PH dollar reserves rise to 28-month high

Credit to Author: MAYVELIN U. CARABALLO, TMT| Date: Thu, 07 Mar 2019 16:18:18 +0000

THE Philippines’ gross international reserves (GIR) rose to a 28-month high of $82.896 billion in February, a development the Bangko Sentral ng Pilipinas (BSP) attributed to its foreign exchange operations and investment income plus foreign currency deposits by the government.

2. A man counts dollar bills at a money changer in Manila. PHOTO BY RUSSELL PALMA

The figure — the largest since October 2016’s $85.105 billion — was also 0.49 percent and 3.06 percent higher, respectively, from January and a year ago, preliminary data released on Thursday showed.
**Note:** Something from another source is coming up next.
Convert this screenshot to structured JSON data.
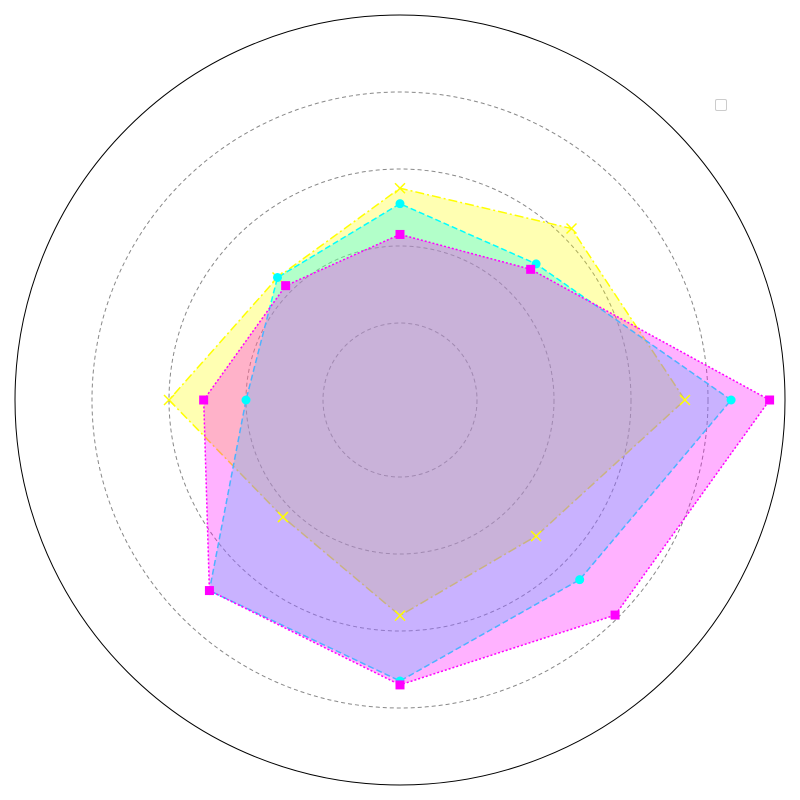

The month-on-month increase due “mainly to inflows arising from the BSP’s foreign exchange operations, net foreign currency deposits by the national government, and the BSP’s income from its investments abroad,” the central bank said in a statement.

These were partially tempered by national government payments for foreign exchange obligations as well as revaluation losses from the BSP’s gold holdings as global prices of the metal fell.

The latest reserve level was enough to cover 7.3 months worth of imports, the same buffer as in January but lower than the 7.5 months posted a year earlier. It was also equivalent to 6.3 times the country’s short-term external obligations due within one year and 4.1 times based on residual maturity.

Net international reserves, which refer to the difference between GIR and total short-term liabilities, increased to $82.89 billion compared to $82.48 billion a month earlier.